The Mudcat Café TM
Thread #69284   Message #1176882
Posted By: Jim McCallan
03-May-04 - 10:26 AM
Thread Name: BS: American Soldiers Torturing Iraqis
Subject: RE: BS: American Soldiers Torturing Iraqis
"I would definitely agree that there are some major differences between, "the average 18 year old who went to Vietnam, differs quite remarkably from the average 18 year old, who enlists, these days." I therefore found it surprising that you then completely failed to actually detail what those differences were."

Well I gave one... "The average 18 year old now, however, has grown up with a healthy suspicion of all things Middle-Eastern"
And I qualified that by stating "There are kids nowadays...", not 'kids nowadays'. The fact remains that the average 'American' 18 year-old has grown up through the 1990's in Saddam Hussein's shadow.
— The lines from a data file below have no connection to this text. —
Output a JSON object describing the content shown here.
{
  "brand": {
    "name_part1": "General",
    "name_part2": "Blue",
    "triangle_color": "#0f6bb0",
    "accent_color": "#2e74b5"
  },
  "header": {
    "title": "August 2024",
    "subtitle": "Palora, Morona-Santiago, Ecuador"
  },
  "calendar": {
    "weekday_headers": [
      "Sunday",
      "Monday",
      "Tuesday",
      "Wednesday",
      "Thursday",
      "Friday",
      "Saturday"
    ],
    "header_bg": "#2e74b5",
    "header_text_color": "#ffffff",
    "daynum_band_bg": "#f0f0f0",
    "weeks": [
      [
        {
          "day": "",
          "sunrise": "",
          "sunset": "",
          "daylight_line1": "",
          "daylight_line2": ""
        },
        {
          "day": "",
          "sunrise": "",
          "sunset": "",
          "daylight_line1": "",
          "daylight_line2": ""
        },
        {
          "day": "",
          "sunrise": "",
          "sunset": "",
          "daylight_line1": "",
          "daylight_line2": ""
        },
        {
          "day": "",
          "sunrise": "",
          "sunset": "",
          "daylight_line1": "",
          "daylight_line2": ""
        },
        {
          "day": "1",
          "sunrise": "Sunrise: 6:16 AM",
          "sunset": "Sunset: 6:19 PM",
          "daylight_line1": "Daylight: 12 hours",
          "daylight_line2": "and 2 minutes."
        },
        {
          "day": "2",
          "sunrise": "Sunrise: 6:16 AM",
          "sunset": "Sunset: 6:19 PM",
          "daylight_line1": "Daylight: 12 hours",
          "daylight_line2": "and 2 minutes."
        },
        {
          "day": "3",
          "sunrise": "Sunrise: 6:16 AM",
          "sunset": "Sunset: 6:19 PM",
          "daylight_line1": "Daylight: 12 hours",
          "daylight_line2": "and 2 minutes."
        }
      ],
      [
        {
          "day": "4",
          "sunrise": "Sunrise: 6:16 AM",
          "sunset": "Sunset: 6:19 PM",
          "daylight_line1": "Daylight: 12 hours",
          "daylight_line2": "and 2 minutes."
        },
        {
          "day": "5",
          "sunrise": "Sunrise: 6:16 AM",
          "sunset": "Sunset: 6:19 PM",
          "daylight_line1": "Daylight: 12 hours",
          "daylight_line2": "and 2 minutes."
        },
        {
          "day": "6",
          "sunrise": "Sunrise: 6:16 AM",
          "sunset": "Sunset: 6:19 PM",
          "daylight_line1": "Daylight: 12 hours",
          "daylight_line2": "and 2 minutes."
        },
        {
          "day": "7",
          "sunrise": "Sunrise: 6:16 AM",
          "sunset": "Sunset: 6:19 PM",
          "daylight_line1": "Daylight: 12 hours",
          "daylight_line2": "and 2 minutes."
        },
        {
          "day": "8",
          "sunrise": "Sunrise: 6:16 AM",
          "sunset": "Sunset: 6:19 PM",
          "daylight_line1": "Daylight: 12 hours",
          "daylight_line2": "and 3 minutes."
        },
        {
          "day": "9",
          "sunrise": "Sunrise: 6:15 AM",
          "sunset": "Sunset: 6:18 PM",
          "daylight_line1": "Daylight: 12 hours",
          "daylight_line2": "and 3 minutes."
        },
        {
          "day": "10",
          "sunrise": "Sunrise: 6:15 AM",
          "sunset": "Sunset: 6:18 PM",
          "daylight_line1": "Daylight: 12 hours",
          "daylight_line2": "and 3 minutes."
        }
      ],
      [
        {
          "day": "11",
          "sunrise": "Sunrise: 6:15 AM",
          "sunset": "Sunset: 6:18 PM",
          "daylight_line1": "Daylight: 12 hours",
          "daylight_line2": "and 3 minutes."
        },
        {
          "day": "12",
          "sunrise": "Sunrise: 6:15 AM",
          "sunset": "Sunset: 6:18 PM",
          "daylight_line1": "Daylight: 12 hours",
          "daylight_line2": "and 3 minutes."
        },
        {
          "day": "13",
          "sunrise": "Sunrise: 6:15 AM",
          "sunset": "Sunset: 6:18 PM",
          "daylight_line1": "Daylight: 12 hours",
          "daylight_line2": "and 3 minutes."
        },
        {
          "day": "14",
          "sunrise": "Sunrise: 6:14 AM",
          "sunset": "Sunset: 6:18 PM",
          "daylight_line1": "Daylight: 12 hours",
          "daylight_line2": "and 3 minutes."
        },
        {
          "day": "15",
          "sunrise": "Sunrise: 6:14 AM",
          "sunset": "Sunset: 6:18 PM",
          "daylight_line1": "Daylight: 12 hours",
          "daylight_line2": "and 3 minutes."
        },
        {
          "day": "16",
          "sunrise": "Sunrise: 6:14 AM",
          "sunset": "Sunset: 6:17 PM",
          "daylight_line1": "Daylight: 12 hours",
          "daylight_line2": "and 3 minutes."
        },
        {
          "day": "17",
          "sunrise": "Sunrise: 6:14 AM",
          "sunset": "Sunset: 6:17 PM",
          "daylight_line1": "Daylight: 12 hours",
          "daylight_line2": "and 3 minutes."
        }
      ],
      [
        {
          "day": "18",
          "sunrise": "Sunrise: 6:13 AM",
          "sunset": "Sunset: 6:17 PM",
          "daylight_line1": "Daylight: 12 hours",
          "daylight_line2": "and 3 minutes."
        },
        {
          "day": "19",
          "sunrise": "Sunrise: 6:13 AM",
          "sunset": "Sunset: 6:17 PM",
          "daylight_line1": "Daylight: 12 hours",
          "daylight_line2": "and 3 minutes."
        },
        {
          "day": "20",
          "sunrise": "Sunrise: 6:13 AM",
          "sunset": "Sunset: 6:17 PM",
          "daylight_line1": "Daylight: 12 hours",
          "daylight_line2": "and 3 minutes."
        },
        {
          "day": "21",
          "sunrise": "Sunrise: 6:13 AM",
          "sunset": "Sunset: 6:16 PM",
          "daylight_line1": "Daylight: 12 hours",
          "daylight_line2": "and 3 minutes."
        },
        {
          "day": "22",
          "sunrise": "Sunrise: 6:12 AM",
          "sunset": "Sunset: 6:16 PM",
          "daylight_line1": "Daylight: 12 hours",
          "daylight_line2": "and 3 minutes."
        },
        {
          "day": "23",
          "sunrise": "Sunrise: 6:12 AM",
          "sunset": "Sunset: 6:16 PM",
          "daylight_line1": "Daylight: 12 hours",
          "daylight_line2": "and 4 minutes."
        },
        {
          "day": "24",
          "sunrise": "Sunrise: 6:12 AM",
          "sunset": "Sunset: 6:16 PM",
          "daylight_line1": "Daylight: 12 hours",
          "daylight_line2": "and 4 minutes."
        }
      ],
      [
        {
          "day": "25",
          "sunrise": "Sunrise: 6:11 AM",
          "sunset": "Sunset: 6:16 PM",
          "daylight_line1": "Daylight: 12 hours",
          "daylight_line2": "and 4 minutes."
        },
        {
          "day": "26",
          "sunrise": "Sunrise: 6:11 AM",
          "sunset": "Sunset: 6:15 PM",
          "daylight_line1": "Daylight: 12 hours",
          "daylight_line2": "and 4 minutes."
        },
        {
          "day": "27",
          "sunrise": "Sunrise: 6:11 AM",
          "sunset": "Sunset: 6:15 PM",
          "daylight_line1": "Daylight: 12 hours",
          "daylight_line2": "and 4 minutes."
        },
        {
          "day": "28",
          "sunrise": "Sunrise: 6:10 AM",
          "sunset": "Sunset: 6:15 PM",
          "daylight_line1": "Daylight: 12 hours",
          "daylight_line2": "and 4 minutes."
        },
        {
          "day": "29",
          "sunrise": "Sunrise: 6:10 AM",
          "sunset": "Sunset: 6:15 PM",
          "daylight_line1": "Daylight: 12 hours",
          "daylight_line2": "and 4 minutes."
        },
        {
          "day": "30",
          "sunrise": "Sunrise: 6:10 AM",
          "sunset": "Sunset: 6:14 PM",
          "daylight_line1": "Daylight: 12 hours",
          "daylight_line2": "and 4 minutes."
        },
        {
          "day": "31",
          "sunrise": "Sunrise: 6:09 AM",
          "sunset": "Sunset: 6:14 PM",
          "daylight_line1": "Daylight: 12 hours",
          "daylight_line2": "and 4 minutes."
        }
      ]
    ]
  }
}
Granted there are some kids that this will not matter to; pacifists do not have a habit of joining the army. It is the mindset of the ones who do join armies that I'm focusing my attention on. And (by and large), there are not too many that I have seen interviewed from the front-line that have any problem with US foreign policy, nor the way it is being carried out. All I keep seeing are willing participants.

If this state of affairs provides healthy recruiting grounds for 'Al Qaedists' (as the phrase has been coined), it also offers the same pastures to our side.

It is not the Cold War, anymore. We know it as a different type of enemy. The whole definition of war changed on 9/11, and I think most people accept that. The nuclear deterrent kept paranoia at a healthy level in the Communist era. Nobody really thought there would be a pre-emptive strike from the USSR (occasional 'scares' notwithstanding). All hell would have broken loose, otherwise. Today the threat is not as clear, but we have no doubt that the enemy will use whatever it is they have to hand to carry through that threat, and that brings on a different sense of paranoia than was there during the Vietnam era.

I do not take all your points about generalising, though. I have enough "There are those...", ...."There are more of these kind of people....", and the like, scattered through my post to indicate that I was focusing my attention on a few. But again, it is very hard to produce evidence of the preponderance of such mindsets; one can take a look at human nature, these days, and juxtapose it into an situation where discipline is no longer a second nature... where it wasn't even a first, before their spirit got dented in boot camp, and in that I fully understand, why you would think that to be an uncharacteristic post, Teribus,

There is a general drift, however, to tolerance of greater and greater limits of 'atrocity'; that is really my point. This story is only unfolding, so most of my contentions up there, are just me observing certain trends in society, comparing it to my own professional experience, which actively ceased over 20 years ago, and commenting on what I see as a number of troubling precedents, both from the battlefield..., and from the Office.

I will, of course, reserve my judgement until I hear more of the facts of these cases, but there is fire. We don't know how much of it there is, though. The smoke may eventually indicate the extent of it.